The city’s pedestrian plaza program depends on local partners to maintain the spaces. Without someone to tend to the plazas, they could quickly fall into disrepair — and no one wants a neglected plaza in their neighborhood. In less affluent communities, though, it can be tough to muster the resources to keep these public spaces in good condition.
“The model was created, really, for big BIDs in Manhattan, and it’s a very different game in a neighborhood like this,” said NPP’s Laura Hansen. Her group is working with the Association for Community Employment Programs for the Homeless (ACE NY) to create transitional jobs for former convicts, who will clean and maintain the plazas. The funds from Chase allow NPP to offer those services at a discounted rate to local partners that have signed up with DOT to take care of plazas. Hansen said she hopes to have up to 20 of the city’s 59 plazas participating in the maintenance program within two years.
“The idea here is to make sure that every neighborhood has the same opportunity,” said DOT Assistant Commissioner for Planning and Sustainability Andy Wiley-Schwartz. “The program was always designed to be citywide, and to work in every neighborhood.”

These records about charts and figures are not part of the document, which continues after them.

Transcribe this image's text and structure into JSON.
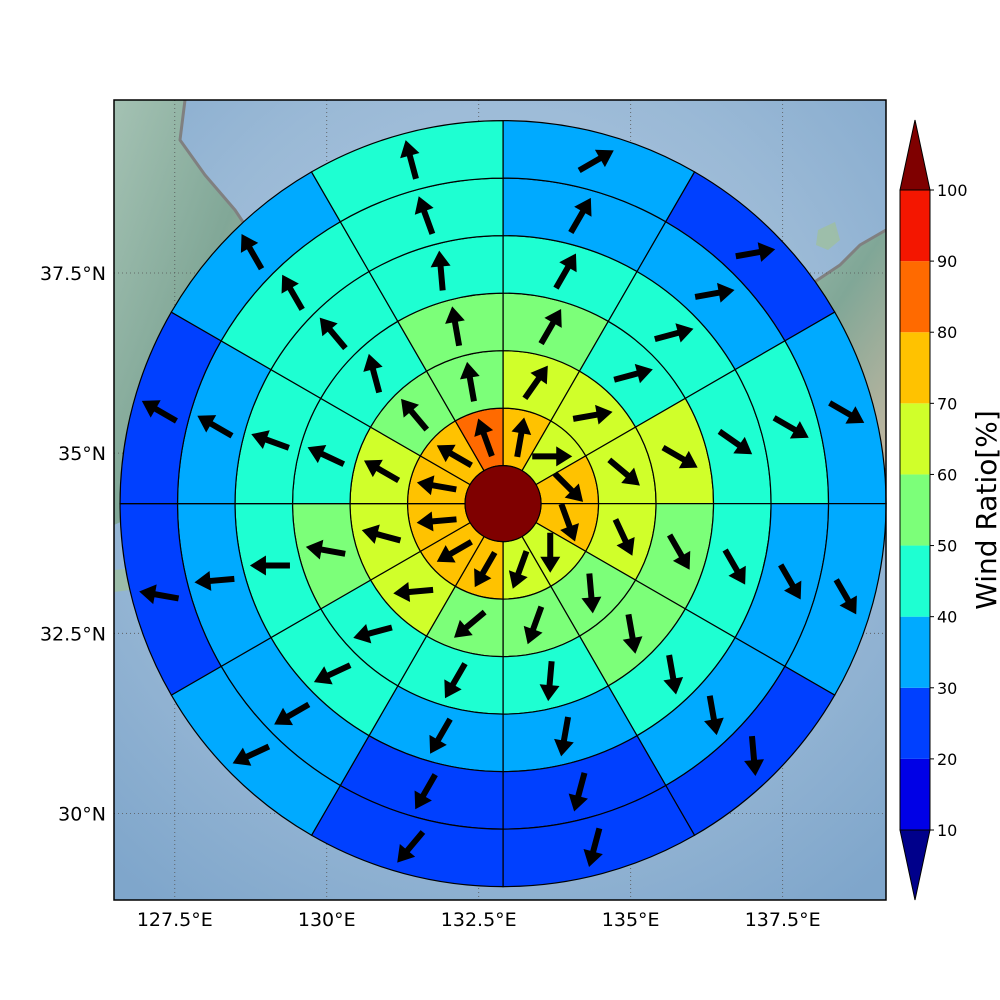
{
  "map": {
    "lon_range": [
      126.5,
      139.2
    ],
    "lat_range": [
      28.8,
      39.9
    ],
    "lon_ticks": [
      {
        "value": 127.5,
        "label": "127.5°E"
      },
      {
        "value": 130.0,
        "label": "130°E"
      },
      {
        "value": 132.5,
        "label": "132.5°E"
      },
      {
        "value": 135.0,
        "label": "135°E"
      },
      {
        "value": 137.5,
        "label": "137.5°E"
      }
    ],
    "lat_ticks": [
      {
        "value": 37.5,
        "label": "37.5°N"
      },
      {
        "value": 35.0,
        "label": "35°N"
      },
      {
        "value": 32.5,
        "label": "32.5°N"
      },
      {
        "value": 30.0,
        "label": "30°N"
      }
    ],
    "gridlines": true,
    "ocean_color": "#9dbbd8",
    "land_color": "#8fb3a0",
    "coastline_color": "#808080"
  },
  "wind_rose": {
    "center": {
      "lon": 132.9,
      "lat": 34.3
    },
    "center_value": 100,
    "sectors": 12,
    "sector_start_bearings_deg": [
      0,
      30,
      60,
      90,
      120,
      150,
      180,
      210,
      240,
      270,
      300,
      330
    ],
    "rings": [
      {
        "name": "ring-1",
        "values": [
          75,
          65,
          75,
          75,
          65,
          65,
          75,
          75,
          75,
          75,
          75,
          85
        ],
        "arrow_dir_deg": [
          10,
          90,
          135,
          160,
          180,
          200,
          210,
          240,
          265,
          280,
          300,
          340
        ]
      },
      {
        "name": "ring-2",
        "values": [
          65,
          60,
          65,
          65,
          55,
          55,
          55,
          65,
          65,
          65,
          55,
          55
        ],
        "arrow_dir_deg": [
          35,
          80,
          130,
          155,
          175,
          200,
          230,
          265,
          285,
          300,
          320,
          350
        ]
      },
      {
        "name": "ring-3",
        "values": [
          55,
          45,
          60,
          55,
          55,
          45,
          45,
          45,
          55,
          45,
          45,
          55
        ],
        "arrow_dir_deg": [
          30,
          75,
          120,
          150,
          170,
          185,
          210,
          255,
          280,
          295,
          345,
          350
        ]
      },
      {
        "name": "ring-4",
        "values": [
          45,
          45,
          45,
          45,
          45,
          35,
          35,
          45,
          45,
          45,
          45,
          45
        ],
        "arrow_dir_deg": [
          30,
          75,
          125,
          150,
          170,
          190,
          210,
          245,
          270,
          290,
          320,
          355
        ]
      },
      {
        "name": "ring-5",
        "values": [
          35,
          35,
          45,
          35,
          35,
          25,
          25,
          35,
          35,
          35,
          45,
          45
        ],
        "arrow_dir_deg": [
          30,
          80,
          120,
          150,
          170,
          195,
          210,
          240,
          265,
          300,
          330,
          340
        ]
      },
      {
        "name": "ring-6",
        "values": [
          35,
          25,
          35,
          35,
          25,
          25,
          25,
          35,
          25,
          25,
          35,
          45
        ],
        "arrow_dir_deg": [
          60,
          80,
          120,
          150,
          175,
          195,
          220,
          245,
          280,
          300,
          330,
          345
        ]
      }
    ]
  },
  "colorbar": {
    "label": "Wind Ratio[%]",
    "levels": [
      0,
      10,
      20,
      30,
      40,
      50,
      60,
      70,
      80,
      90,
      100,
      110
    ],
    "tick_values": [
      10,
      20,
      30,
      40,
      50,
      60,
      70,
      80,
      90,
      100
    ],
    "tick_labels": [
      "10",
      "20",
      "30",
      "40",
      "50",
      "60",
      "70",
      "80",
      "90",
      "100"
    ],
    "colors": [
      "#00008b",
      "#0000e6",
      "#0040ff",
      "#00aaff",
      "#1effd2",
      "#7cff79",
      "#d0ff2a",
      "#ffc200",
      "#ff6a00",
      "#f41600",
      "#7f0000"
    ],
    "extend": "both"
  }
}
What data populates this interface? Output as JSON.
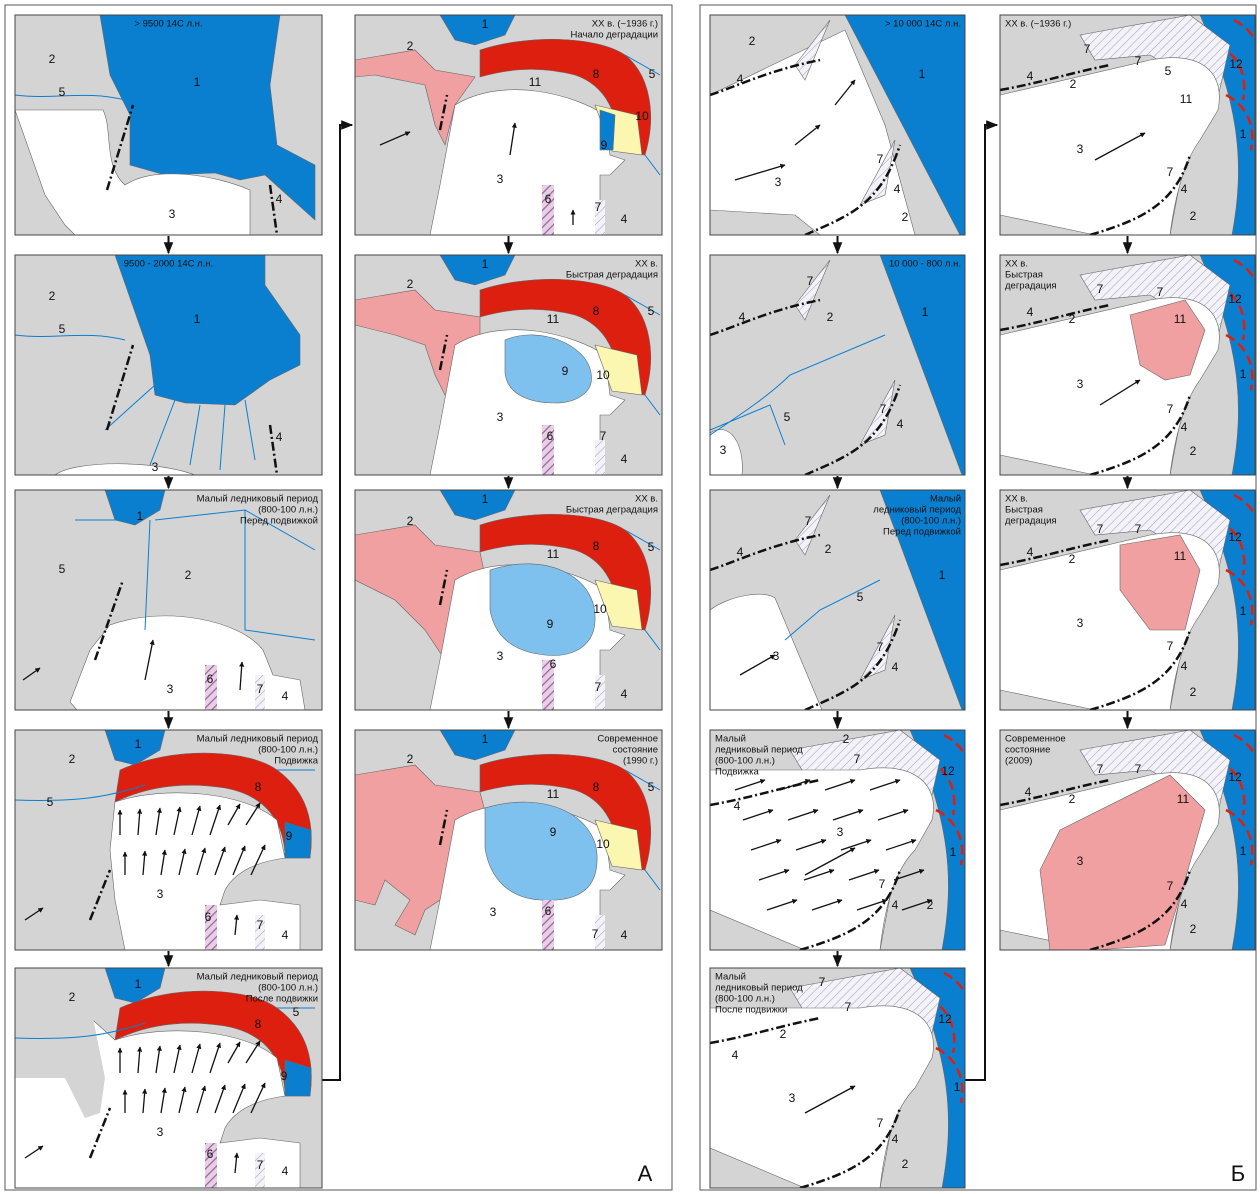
{
  "panel_a": {
    "letter": "А",
    "maps": [
      {
        "caption": [
          "> 9500 14С л.н."
        ],
        "labels": [
          "1",
          "2",
          "5",
          "3",
          "4"
        ]
      },
      {
        "caption": [
          "9500 - 2000 14С л.н."
        ],
        "labels": [
          "1",
          "2",
          "5",
          "3",
          "4"
        ]
      },
      {
        "caption": [
          "Малый ледниковый период",
          "(800-100 л.н.)",
          "Перед подвижкой"
        ],
        "labels": [
          "1",
          "2",
          "5",
          "3",
          "6",
          "7",
          "4"
        ]
      },
      {
        "caption": [
          "Малый ледниковый период",
          "(800-100 л.н.)",
          "Подвижка"
        ],
        "labels": [
          "1",
          "2",
          "5",
          "8",
          "9",
          "3",
          "6",
          "7",
          "4"
        ]
      },
      {
        "caption": [
          "Малый ледниковый период",
          "(800-100 л.н.)",
          "После подвижки"
        ],
        "labels": [
          "1",
          "2",
          "5",
          "8",
          "9",
          "3",
          "6",
          "7",
          "4"
        ]
      },
      {
        "caption": [
          "XX в. (~1936 г.)",
          "Начало деградации"
        ],
        "labels": [
          "1",
          "2",
          "11",
          "8",
          "5",
          "10",
          "9",
          "3",
          "6",
          "7",
          "4"
        ]
      },
      {
        "caption": [
          "XX в.",
          "Быстрая деградация"
        ],
        "labels": [
          "1",
          "2",
          "11",
          "8",
          "5",
          "9",
          "10",
          "3",
          "6",
          "7",
          "4"
        ]
      },
      {
        "caption": [
          "XX в.",
          "Быстрая деградация"
        ],
        "labels": [
          "1",
          "2",
          "11",
          "8",
          "5",
          "9",
          "10",
          "3",
          "6",
          "7",
          "4"
        ]
      },
      {
        "caption": [
          "Современное",
          "состояние",
          "(1990 г.)"
        ],
        "labels": [
          "1",
          "2",
          "11",
          "8",
          "5",
          "9",
          "10",
          "3",
          "6",
          "7",
          "4"
        ]
      }
    ]
  },
  "panel_b": {
    "letter": "Б",
    "maps": [
      {
        "caption": [
          "> 10 000 14С л.н."
        ],
        "labels": [
          "2",
          "4",
          "1",
          "3",
          "7",
          "4",
          "2"
        ]
      },
      {
        "caption": [
          "10 000 - 800 л.н."
        ],
        "labels": [
          "7",
          "4",
          "2",
          "1",
          "5",
          "3",
          "7",
          "4"
        ]
      },
      {
        "caption": [
          "Малый",
          "ледниковый период",
          "(800-100 л.н.)",
          "Перед подвижкой"
        ],
        "labels": [
          "7",
          "4",
          "2",
          "5",
          "1",
          "3",
          "7",
          "4"
        ]
      },
      {
        "caption": [
          "Малый",
          "ледниковый период",
          "(800-100 л.н.)",
          "Подвижка"
        ],
        "labels": [
          "2",
          "7",
          "12",
          "4",
          "3",
          "1",
          "7",
          "4",
          "2"
        ]
      },
      {
        "caption": [
          "Малый",
          "ледниковый период",
          "(800-100 л.н.)",
          "После подвижки"
        ],
        "labels": [
          "7",
          "7",
          "12",
          "2",
          "4",
          "3",
          "1",
          "7",
          "4",
          "2"
        ]
      },
      {
        "caption": [
          "XX в. (~1936 г.)"
        ],
        "labels": [
          "7",
          "4",
          "2",
          "7",
          "5",
          "12",
          "11",
          "3",
          "1",
          "7",
          "4",
          "2"
        ]
      },
      {
        "caption": [
          "XX в.",
          "Быстрая",
          "деградация"
        ],
        "labels": [
          "7",
          "4",
          "2",
          "7",
          "12",
          "11",
          "3",
          "1",
          "7",
          "4",
          "2"
        ]
      },
      {
        "caption": [
          "XX в.",
          "Быстрая",
          "деградация"
        ],
        "labels": [
          "7",
          "4",
          "2",
          "7",
          "11",
          "12",
          "3",
          "1",
          "7",
          "4",
          "2"
        ]
      },
      {
        "caption": [
          "Современное",
          "состояние",
          "(2009)"
        ],
        "labels": [
          "7",
          "4",
          "2",
          "7",
          "11",
          "12",
          "3",
          "1",
          "7",
          "4",
          "2"
        ]
      }
    ]
  }
}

Even if they don’t benefit directly from Chase’s donation, said Hansen, smaller plaza caretakers can reap benefits from working together. For example, NPP could help a handful of plazas close to each other pool funds for maintenance or security. It could also serve as a venue for sharing knowledge about programming, fundraising, and sponsorships. “It’s basically the same maintenance issues at every plaza,” Hansen said. “It’s about not reinventing the wheel.”